You might be wondering about the look of these photographs. Before embarking on this trip I had done a bit of research on the origins and creation of this trail. Having a bit of historical knowledge gave me a nostalgic lens to see through while hiking this trail. I had envisioned the ‘trail blazers’ with all their primitive and heavy gear, forging through untamed forests. I started to imagine photographs taken back then and wondered what they might have looked like. In my mind’s eye they looked like the wet plate photographs with all their inherent flaws and blemishes that we have now come to expect and even appreciate. It was very difficult to coat sheets of glass in the field-in a portable darkroom-and keep those negatives free from scratches, uneven coating and dust. Now having explained all this, I must confess that I have taken several liberties with this idea. First of all, colour photography was not invented yet. Secondly, the trail was constructed long after the collodion wet plate photographic process had long been replaced numerous times. I wanted to try to illustrate the unspoiled landscape of the La Cloche Mountains as someone who would have witness them over a hundred years ago.
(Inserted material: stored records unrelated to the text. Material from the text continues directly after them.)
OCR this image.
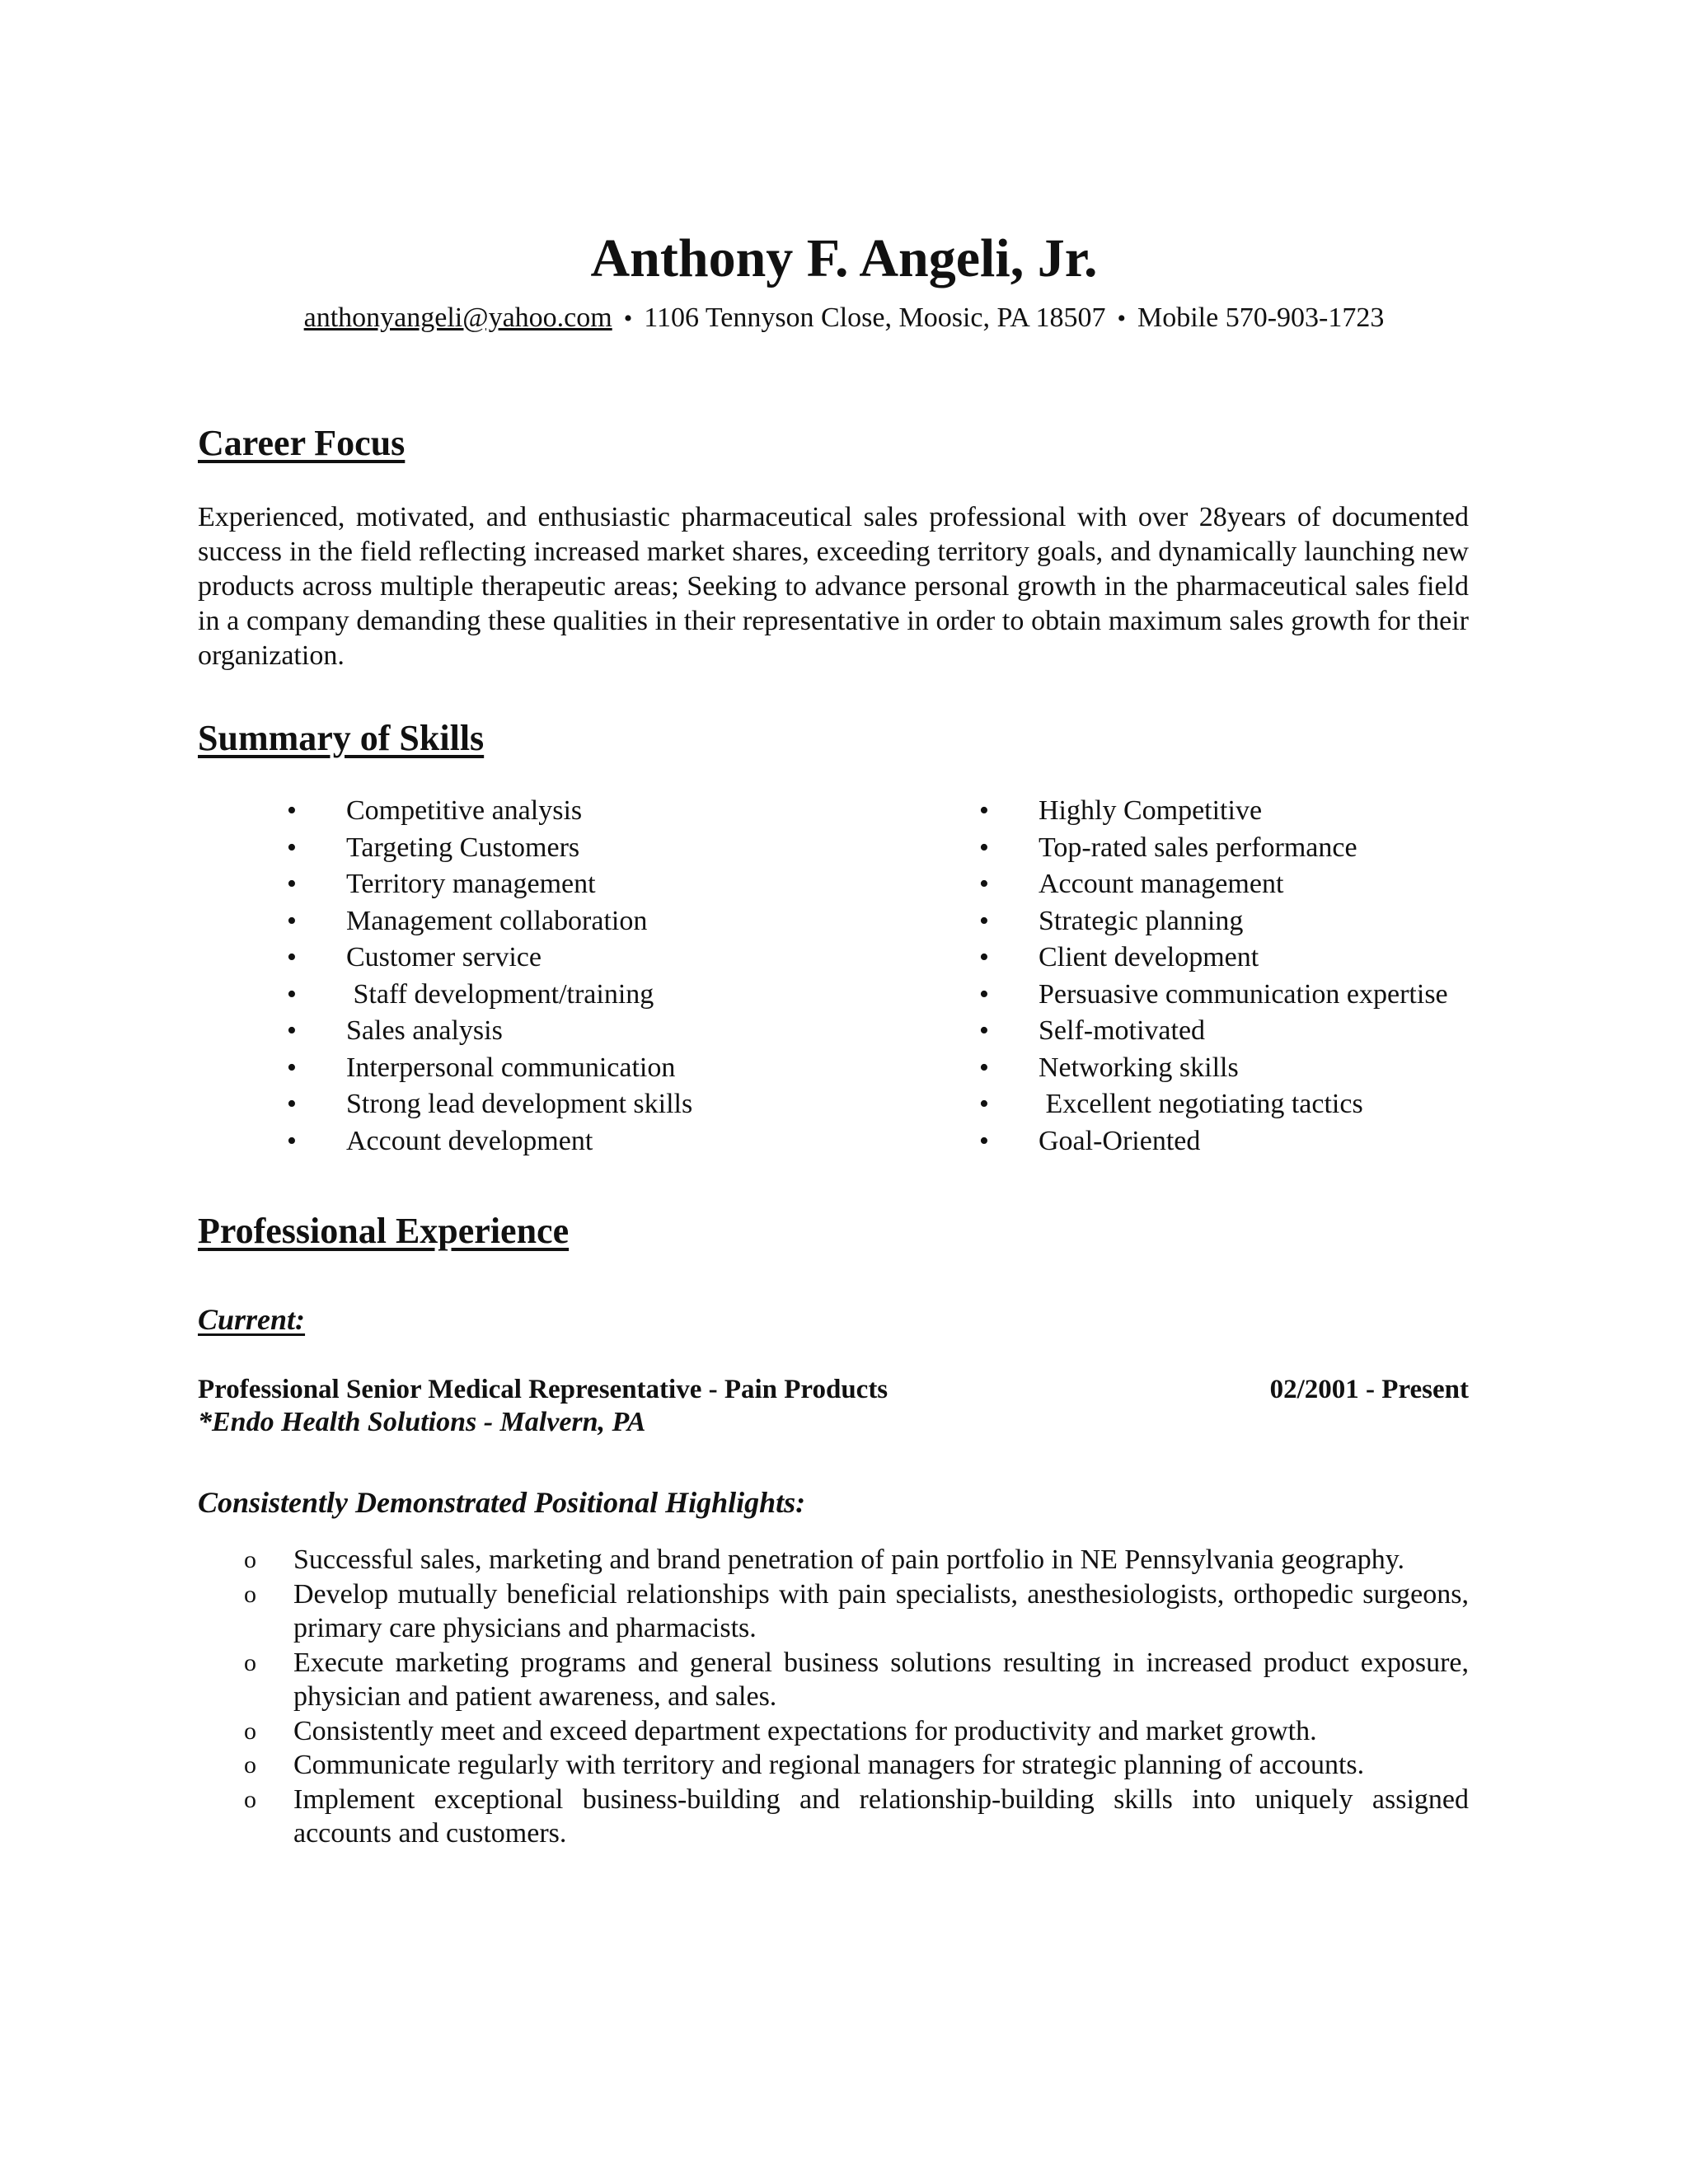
Anthony F. Angeli, Jr.
anthonyangeli@yahoo.com • 1106 Tennyson Close, Moosic, PA 18507 • Mobile 570-903-1723
Career Focus
Experienced, motivated, and enthusiastic pharmaceutical sales professional with over 28years of documented success in the field reflecting increased market shares, exceeding territory goals, and dynamically launching new products across multiple therapeutic areas; Seeking to advance personal growth in the pharmaceutical sales field in a company demanding these qualities in their representative in order to obtain maximum sales growth for their organization.
Summary of Skills
• Competitive analysis
• Targeting Customers
• Territory management
• Management collaboration
• Customer service
•  Staff development/training
• Sales analysis
• Interpersonal communication
• Strong lead development skills
• Account development
• Highly Competitive
• Top-rated sales performance
• Account management
• Strategic planning
• Client development
• Persuasive communication expertise
• Self-motivated
• Networking skills
•  Excellent negotiating tactics
• Goal-Oriented
Professional Experience
Current:
Professional Senior Medical Representative - Pain Products	02/2001 - Present
*Endo Health Solutions - Malvern, PA
Consistently Demonstrated Positional Highlights:
o Successful sales, marketing and brand penetration of pain portfolio in NE Pennsylvania geography.
o Develop mutually beneficial relationships with pain specialists, anesthesiologists, orthopedic surgeons, primary care physicians and pharmacists.
o Execute marketing programs and general business solutions resulting in increased product exposure, physician and patient awareness, and sales.
o Consistently meet and exceed department expectations for productivity and market growth.
o Communicate regularly with territory and regional managers for strategic planning of accounts.
o Implement exceptional business-building and relationship-building skills into uniquely assigned accounts and customers.
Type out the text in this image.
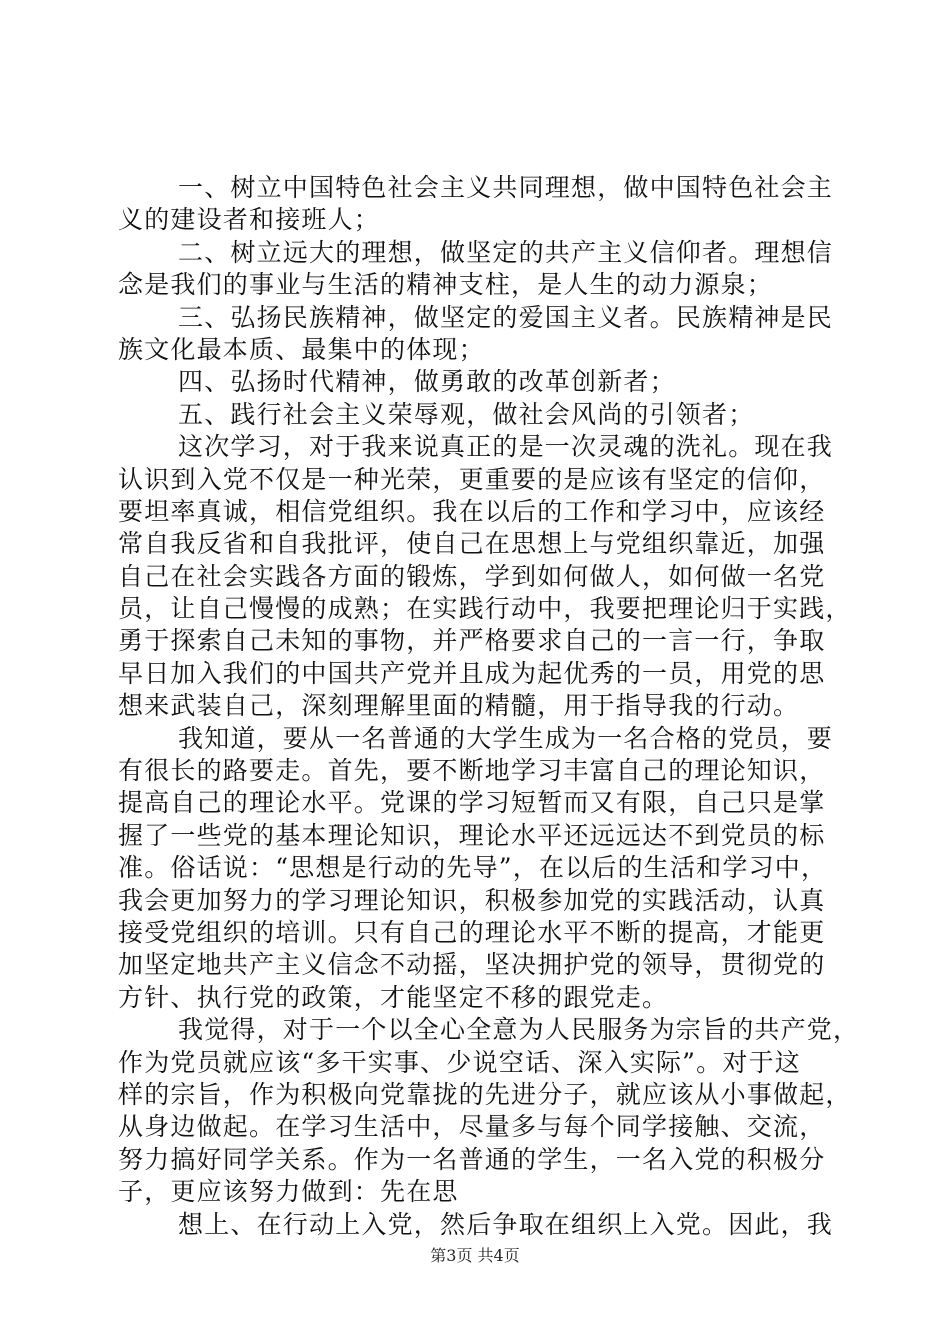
一、树立中国特色社会主义共同理想，做中国特色社会主
义的建设者和接班人；
二、树立远大的理想，做坚定的共产主义信仰者。理想信
念是我们的事业与生活的精神支柱，是人生的动力源泉；
三、弘扬民族精神，做坚定的爱国主义者。民族精神是民
族文化最本质、最集中的体现；
四、弘扬时代精神，做勇敢的改革创新者；
五、践行社会主义荣辱观，做社会风尚的引领者；
这次学习，对于我来说真正的是一次灵魂的洗礼。现在我
认识到入党不仅是一种光荣，更重要的是应该有坚定的信仰，
要坦率真诚，相信党组织。我在以后的工作和学习中，应该经
常自我反省和自我批评，使自己在思想上与党组织靠近，加强
自己在社会实践各方面的锻炼，学到如何做人，如何做一名党
员，让自己慢慢的成熟；在实践行动中，我要把理论归于实践，
勇于探索自己未知的事物，并严格要求自己的一言一行，争取
早日加入我们的中国共产党并且成为起优秀的一员，用党的思
想来武装自己，深刻理解里面的精髓，用于指导我的行动。
我知道，要从一名普通的大学生成为一名合格的党员，要
有很长的路要走。首先，要不断地学习丰富自己的理论知识，
提高自己的理论水平。党课的学习短暂而又有限，自己只是掌
握了一些党的基本理论知识，理论水平还远远达不到党员的标
准。俗话说：“思想是行动的先导”，在以后的生活和学习中，
我会更加努力的学习理论知识，积极参加党的实践活动，认真
接受党组织的培训。只有自己的理论水平不断的提高，才能更
加坚定地共产主义信念不动摇，坚决拥护党的领导，贯彻党的
方针、执行党的政策，才能坚定不移的跟党走。
我觉得，对于一个以全心全意为人民服务为宗旨的共产党，
作为党员就应该“多干实事、少说空话、深入实际”。对于这
样的宗旨，作为积极向党靠拢的先进分子，就应该从小事做起，
从身边做起。在学习生活中，尽量多与每个同学接触、交流，
努力搞好同学关系。作为一名普通的学生，一名入党的积极分
子，更应该努力做到：先在思
想上、在行动上入党，然后争取在组织上入党。因此，我
第3页 共4页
The collodion process, mostly synonymous with the “collodion wet plate process”, requires the photographic material to be coated, sensitized, exposed, and developed within the span of about fifteen minutes, necessitating a portable darkroom for use in the field. Collodion is normally used in its wet form, but it can also be used in dry form, at the cost of greatly increased exposure time. The increased exposure time made the dry form unsuitable for the usual portraiture work of most professional photographers of the 19th century. The use of the dry form was therefore mostly confined to landscape photography and other special applications where minutes-long exposure times were tolerable.